I am using cuSolver to solve 3104 AX=B matrices while A is 186x186 and B is a vector with length 186.

I would like to just use a batch function but I dont see any batch functions for cuSolverDN like there is for cufft.

Instead I am trying to launch a kernel that will use cusolverDnSpotrs() on each thread. But I am getting an error saying “calling a host function(“cusolverDnSpotrs”) from a global function(“kernelCall”) is not allowed”

I have done this before with cublas and it works wonderfully. Even in the documentation of cublas it says “the recommended programming model is to create one CUBLAS handle per thread and use that CUBLAS handle for the entire life of the thread”

I am trying to create a cuSolver handle per thread but it gives me the same error as above “calling a host function(“cusolverDnCreate”) from a global function(“kernelCall”) is not allowed”

I really don’t want to have a 3104 long loop on the host that runs the solver for each matrix solution. I understand that I could use streams and stuff but there has got to be a better way.

Could someone point me in the right direction?

You cannot make cusolver calls from a CUDA kernel. The api calls must be made from host code.

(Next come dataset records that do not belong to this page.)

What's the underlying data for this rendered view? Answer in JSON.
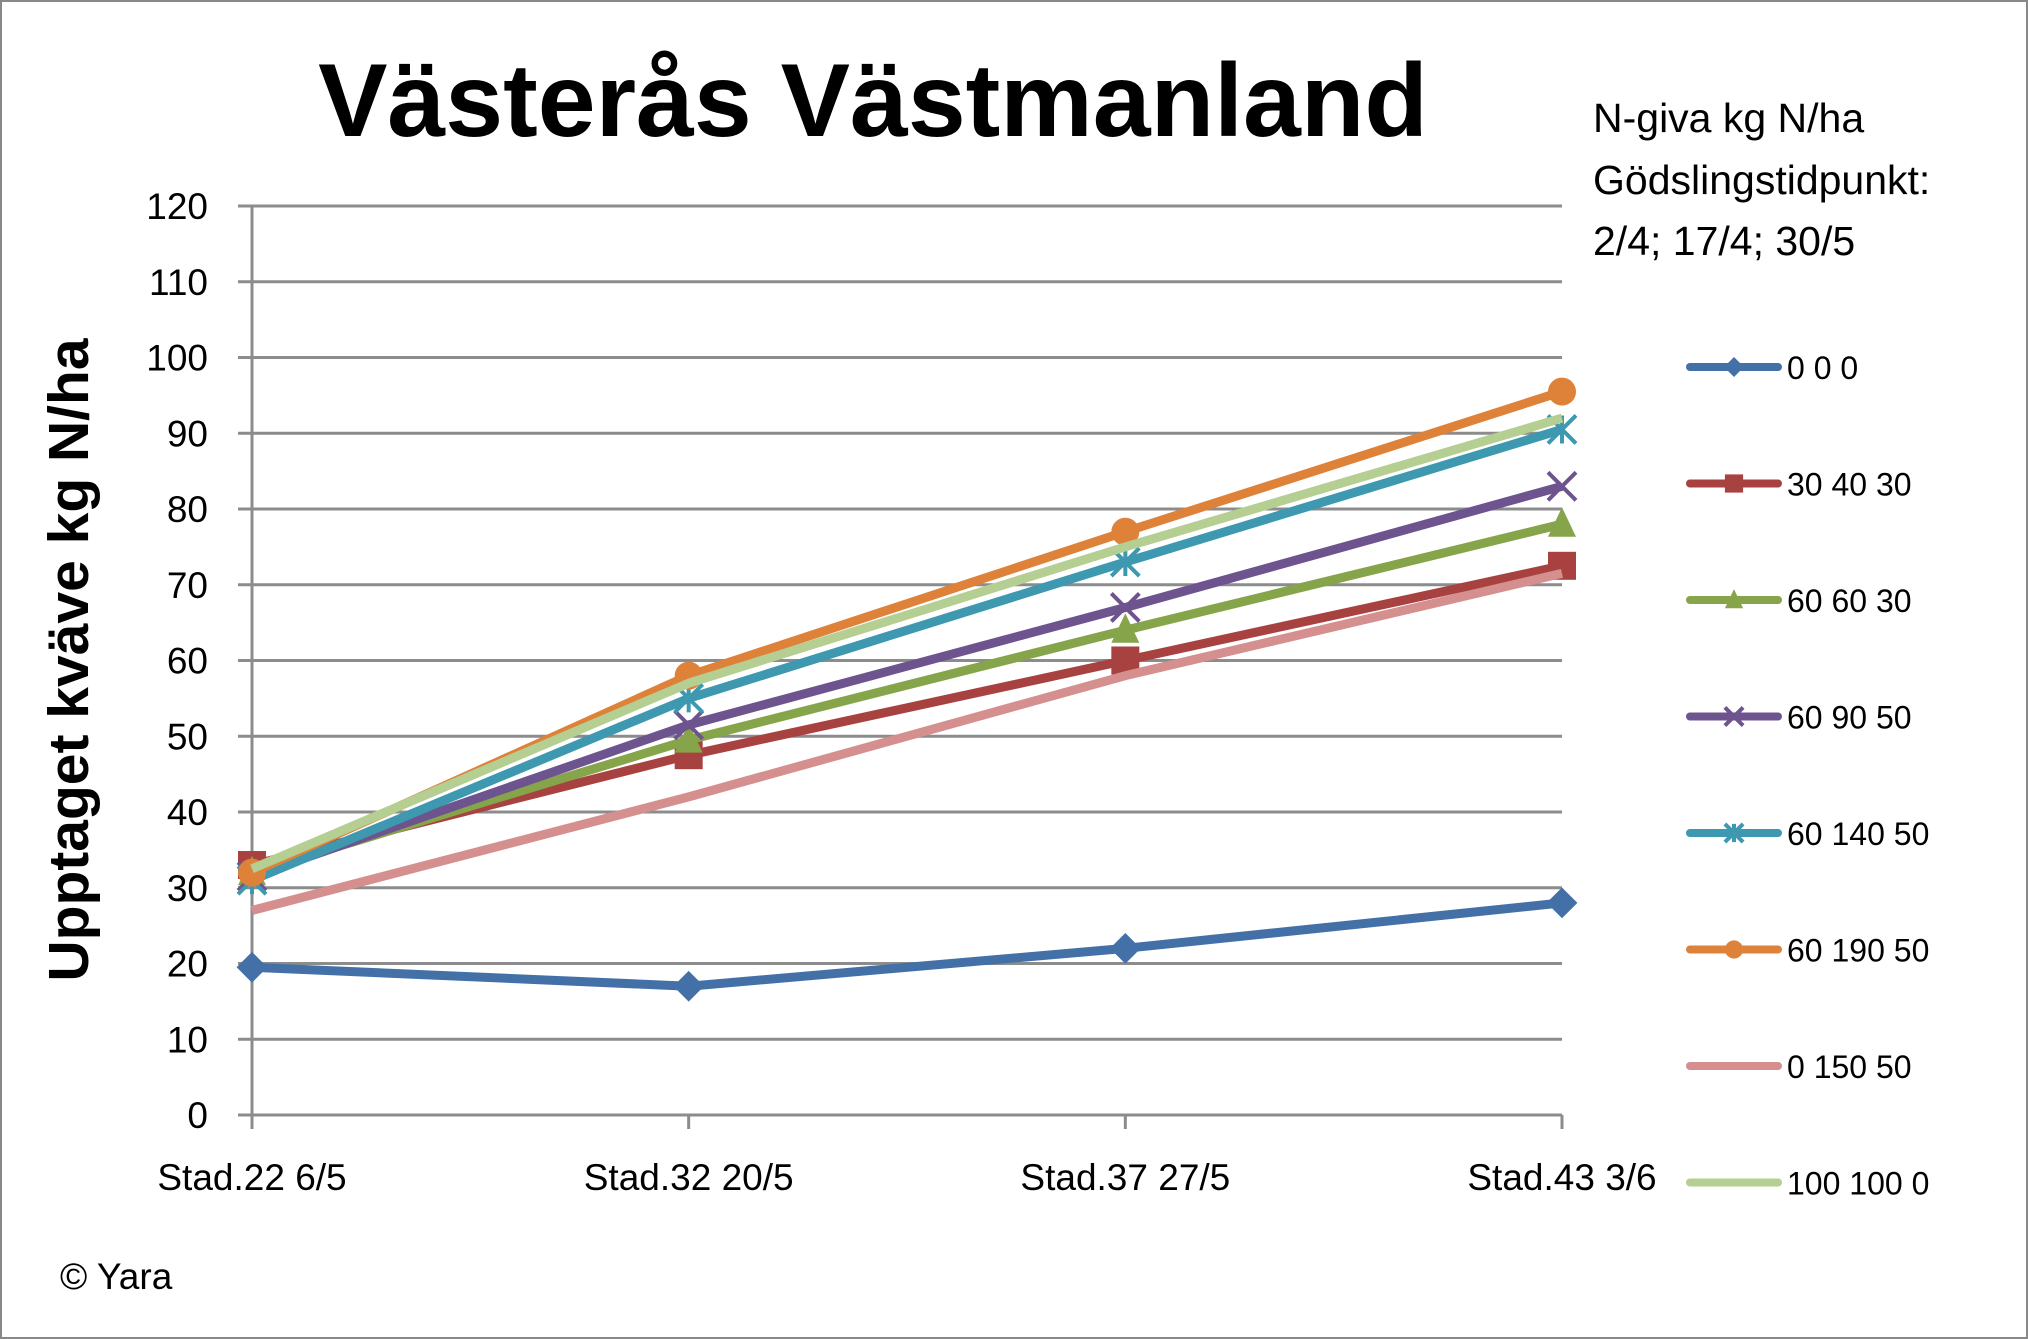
{
  "chart_data": {
    "type": "line",
    "title": "Västerås Västmanland",
    "ylabel": "Upptaget kväve kg N/ha",
    "xlabel": "",
    "categories": [
      "Stad.22 6/5",
      "Stad.32 20/5",
      "Stad.37 27/5",
      "Stad.43 3/6"
    ],
    "ylim": [
      0,
      120
    ],
    "yticks": [
      0,
      10,
      20,
      30,
      40,
      50,
      60,
      70,
      80,
      90,
      100,
      110,
      120
    ],
    "grid": true,
    "legend_placement": "right",
    "legend_title": [
      "N-giva kg N/ha",
      "Gödslingstidpunkt:",
      "2/4; 17/4; 30/5"
    ],
    "series": [
      {
        "name": "0 0 0",
        "color": "#4470A8",
        "marker": "diamond",
        "values": [
          19.5,
          17,
          22,
          28
        ]
      },
      {
        "name": "30 40 30",
        "color": "#A84240",
        "marker": "square",
        "values": [
          33,
          47.5,
          60,
          72.5
        ]
      },
      {
        "name": "60 60 30",
        "color": "#86A44A",
        "marker": "triangle",
        "values": [
          32,
          49.5,
          64,
          78
        ]
      },
      {
        "name": "60 90 50",
        "color": "#6E548E",
        "marker": "x",
        "values": [
          31.5,
          51.5,
          67,
          83
        ]
      },
      {
        "name": "60 140 50",
        "color": "#3D98B0",
        "marker": "star",
        "values": [
          31,
          55,
          73,
          90.5
        ]
      },
      {
        "name": "60 190 50",
        "color": "#DE823A",
        "marker": "circle",
        "values": [
          32,
          58,
          77,
          95.5
        ]
      },
      {
        "name": "0 150 50",
        "color": "#D48F8E",
        "marker": "none",
        "values": [
          27,
          42,
          58,
          71.5
        ]
      },
      {
        "name": "100 100 0",
        "color": "#B5CE92",
        "marker": "none",
        "values": [
          32.5,
          57,
          75,
          92
        ]
      }
    ]
  },
  "footer": {
    "copyright": "© Yara"
  }
}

CUBLAS is different. The cublas library has call-from-device-code support.

Thanks txbob.

I wrote a quick test to see if using streams to call 3104 cuSolver calls but it is still too slow. I found that doing one matrix solve is just under 1ms. But when I solve all 3104 equations it takes over 2.5 seconds. I only have 2 seconds to do all of my processing before I receive another 3104 to solve.

Is there any cuSolver api calls that do something similar to cusolverDnSpotrs that are batched? cusolverDnSpotrs takes advantage of AX=B when A is Hermitian.